Later, he uses a fan to blow air into his ear and even more smoke comes out of his mouth. The performance culminates with actual flames coming out of his mouth, which get bigger and and more frequent towards the end. The whole thing seems miraculous, but after watching the video, some forum users came up with a few plausible explanations.
“There’s probably a hot ember in the sawdust he packed in his mouth,” wrote a self-confessed pyromaniac. “When he exhales, the ember starts to consume the surrounding sawdust with the oxygen provided. He maintains the fire controlling the oxygen supply.

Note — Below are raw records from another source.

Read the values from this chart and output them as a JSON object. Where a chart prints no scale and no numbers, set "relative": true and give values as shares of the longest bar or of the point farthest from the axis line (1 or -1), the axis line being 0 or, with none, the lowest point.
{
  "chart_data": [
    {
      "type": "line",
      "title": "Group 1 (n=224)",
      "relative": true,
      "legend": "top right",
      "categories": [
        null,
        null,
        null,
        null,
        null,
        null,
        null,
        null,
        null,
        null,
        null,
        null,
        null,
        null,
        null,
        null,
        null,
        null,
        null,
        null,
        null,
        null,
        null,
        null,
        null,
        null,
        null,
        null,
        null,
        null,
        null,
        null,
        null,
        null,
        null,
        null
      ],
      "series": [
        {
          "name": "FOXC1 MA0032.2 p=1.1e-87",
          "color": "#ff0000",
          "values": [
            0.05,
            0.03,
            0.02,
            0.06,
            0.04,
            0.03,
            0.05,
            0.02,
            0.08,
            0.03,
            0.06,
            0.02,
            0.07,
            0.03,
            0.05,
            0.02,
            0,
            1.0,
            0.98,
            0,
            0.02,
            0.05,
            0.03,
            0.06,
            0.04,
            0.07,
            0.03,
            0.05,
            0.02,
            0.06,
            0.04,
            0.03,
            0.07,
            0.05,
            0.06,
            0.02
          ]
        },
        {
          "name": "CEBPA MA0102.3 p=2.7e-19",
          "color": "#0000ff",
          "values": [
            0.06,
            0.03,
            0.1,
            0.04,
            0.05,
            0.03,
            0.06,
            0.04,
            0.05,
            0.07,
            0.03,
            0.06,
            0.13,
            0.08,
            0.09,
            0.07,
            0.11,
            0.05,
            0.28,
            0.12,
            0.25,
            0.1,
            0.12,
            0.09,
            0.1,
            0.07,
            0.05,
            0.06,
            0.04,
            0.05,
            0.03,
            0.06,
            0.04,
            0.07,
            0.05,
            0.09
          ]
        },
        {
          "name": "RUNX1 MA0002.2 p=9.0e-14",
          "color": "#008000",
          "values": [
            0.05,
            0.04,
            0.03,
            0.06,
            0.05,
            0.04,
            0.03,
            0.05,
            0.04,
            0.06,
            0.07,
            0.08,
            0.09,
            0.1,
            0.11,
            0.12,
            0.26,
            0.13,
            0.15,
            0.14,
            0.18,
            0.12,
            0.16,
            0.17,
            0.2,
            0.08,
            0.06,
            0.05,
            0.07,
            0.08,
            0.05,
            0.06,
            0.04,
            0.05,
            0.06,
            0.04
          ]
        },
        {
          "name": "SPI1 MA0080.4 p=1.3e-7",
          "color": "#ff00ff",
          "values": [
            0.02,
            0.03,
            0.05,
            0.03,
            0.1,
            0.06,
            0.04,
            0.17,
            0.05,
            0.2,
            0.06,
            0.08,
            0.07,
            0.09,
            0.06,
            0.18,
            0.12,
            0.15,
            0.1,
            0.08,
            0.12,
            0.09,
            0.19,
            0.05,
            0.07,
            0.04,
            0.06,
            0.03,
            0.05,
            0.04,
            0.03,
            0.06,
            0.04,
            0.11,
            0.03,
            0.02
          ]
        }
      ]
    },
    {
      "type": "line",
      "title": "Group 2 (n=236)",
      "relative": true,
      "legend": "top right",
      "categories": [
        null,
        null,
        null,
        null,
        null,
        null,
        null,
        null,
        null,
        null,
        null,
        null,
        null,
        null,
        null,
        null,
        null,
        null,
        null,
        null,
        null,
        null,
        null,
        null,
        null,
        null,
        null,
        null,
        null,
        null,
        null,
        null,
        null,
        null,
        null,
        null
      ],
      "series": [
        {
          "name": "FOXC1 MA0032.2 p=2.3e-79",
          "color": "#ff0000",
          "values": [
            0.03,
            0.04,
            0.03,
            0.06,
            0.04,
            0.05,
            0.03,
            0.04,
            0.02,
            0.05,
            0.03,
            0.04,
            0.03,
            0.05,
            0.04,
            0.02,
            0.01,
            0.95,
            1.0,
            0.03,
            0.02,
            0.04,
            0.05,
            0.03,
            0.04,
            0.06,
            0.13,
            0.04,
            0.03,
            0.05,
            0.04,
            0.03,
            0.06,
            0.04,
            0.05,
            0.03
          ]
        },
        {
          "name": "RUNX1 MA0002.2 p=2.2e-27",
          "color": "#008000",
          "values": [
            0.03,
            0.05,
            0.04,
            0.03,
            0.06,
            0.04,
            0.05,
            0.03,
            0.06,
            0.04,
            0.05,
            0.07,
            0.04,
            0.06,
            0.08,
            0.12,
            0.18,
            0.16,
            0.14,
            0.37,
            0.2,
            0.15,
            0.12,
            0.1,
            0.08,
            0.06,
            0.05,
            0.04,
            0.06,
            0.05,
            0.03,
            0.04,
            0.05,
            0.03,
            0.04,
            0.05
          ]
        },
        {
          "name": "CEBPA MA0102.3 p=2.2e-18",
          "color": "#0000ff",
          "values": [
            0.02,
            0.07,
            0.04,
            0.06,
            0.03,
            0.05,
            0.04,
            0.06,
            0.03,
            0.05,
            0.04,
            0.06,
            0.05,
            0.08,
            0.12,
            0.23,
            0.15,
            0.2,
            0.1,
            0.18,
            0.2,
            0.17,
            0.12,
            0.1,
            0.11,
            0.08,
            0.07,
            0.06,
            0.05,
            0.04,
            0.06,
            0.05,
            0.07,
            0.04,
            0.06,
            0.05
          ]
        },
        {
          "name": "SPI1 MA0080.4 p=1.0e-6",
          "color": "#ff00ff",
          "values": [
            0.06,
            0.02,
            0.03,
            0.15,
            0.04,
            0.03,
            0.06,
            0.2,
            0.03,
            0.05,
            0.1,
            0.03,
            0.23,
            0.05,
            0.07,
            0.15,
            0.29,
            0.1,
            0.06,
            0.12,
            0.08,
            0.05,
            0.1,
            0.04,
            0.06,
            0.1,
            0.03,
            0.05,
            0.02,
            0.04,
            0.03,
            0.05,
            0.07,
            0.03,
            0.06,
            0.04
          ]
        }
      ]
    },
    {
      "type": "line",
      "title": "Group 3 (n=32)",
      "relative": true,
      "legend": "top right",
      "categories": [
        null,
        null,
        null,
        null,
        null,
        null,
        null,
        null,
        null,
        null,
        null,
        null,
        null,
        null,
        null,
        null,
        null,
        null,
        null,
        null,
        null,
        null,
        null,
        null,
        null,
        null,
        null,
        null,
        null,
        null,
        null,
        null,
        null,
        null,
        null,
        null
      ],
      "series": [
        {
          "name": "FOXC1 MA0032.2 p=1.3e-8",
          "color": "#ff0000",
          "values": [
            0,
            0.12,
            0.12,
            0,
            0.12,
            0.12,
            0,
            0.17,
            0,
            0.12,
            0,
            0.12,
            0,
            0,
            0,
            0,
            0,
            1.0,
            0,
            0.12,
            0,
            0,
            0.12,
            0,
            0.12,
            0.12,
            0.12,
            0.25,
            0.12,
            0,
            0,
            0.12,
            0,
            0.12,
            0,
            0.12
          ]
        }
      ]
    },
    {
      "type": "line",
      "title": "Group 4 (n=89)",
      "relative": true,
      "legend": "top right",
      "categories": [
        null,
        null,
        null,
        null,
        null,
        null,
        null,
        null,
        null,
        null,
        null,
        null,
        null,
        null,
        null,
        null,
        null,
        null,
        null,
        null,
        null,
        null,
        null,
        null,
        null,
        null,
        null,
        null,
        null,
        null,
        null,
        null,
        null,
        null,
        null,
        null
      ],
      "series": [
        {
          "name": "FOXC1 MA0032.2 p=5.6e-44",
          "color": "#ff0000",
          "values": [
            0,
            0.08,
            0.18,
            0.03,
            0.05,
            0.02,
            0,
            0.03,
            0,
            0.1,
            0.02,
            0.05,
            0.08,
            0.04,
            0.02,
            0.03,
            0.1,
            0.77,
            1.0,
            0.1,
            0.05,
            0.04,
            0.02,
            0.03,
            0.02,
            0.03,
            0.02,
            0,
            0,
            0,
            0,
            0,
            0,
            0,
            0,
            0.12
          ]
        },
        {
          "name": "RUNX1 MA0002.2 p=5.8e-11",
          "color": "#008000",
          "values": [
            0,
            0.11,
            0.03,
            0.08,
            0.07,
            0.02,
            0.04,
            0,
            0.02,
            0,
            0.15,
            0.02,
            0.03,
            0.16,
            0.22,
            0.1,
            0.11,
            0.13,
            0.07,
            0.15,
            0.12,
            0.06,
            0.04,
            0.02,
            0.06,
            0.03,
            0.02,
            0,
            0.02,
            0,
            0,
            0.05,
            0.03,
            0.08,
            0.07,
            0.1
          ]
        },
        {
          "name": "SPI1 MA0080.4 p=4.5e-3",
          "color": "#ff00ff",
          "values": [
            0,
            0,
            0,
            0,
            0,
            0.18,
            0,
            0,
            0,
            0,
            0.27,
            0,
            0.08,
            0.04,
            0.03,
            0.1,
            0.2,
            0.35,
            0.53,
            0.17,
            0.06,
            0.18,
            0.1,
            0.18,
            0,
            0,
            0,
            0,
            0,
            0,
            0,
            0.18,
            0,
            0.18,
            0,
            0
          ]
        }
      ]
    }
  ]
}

If it’s out of control, he smothers it with compressed sawdust.” Others suspected that the sawdust was so highly flammable that he could probably set fire to it very easily. After doing a bit of online research, it seems reporters have watched Liu performing the feat in front of their eyes, and confirmed he uses nothing to light the sawdust.
“The chances are the sawdust is in fact lycopodium powder,” wrote another person. “The bowl most likely has buried in it a hidden mouth guard and when he stuffs his mouth with powder. In the mouth piece is hidden a capsule of potassium permanganate and glycerin, this ignites after 20 -30 seconds starting a reaction with the lycopodium, and the fan adds oxygen to the powder, the flame created at the end shows better combustion of the fuel.”
Well, whatever the explanation, it sure is a cool trick to watch.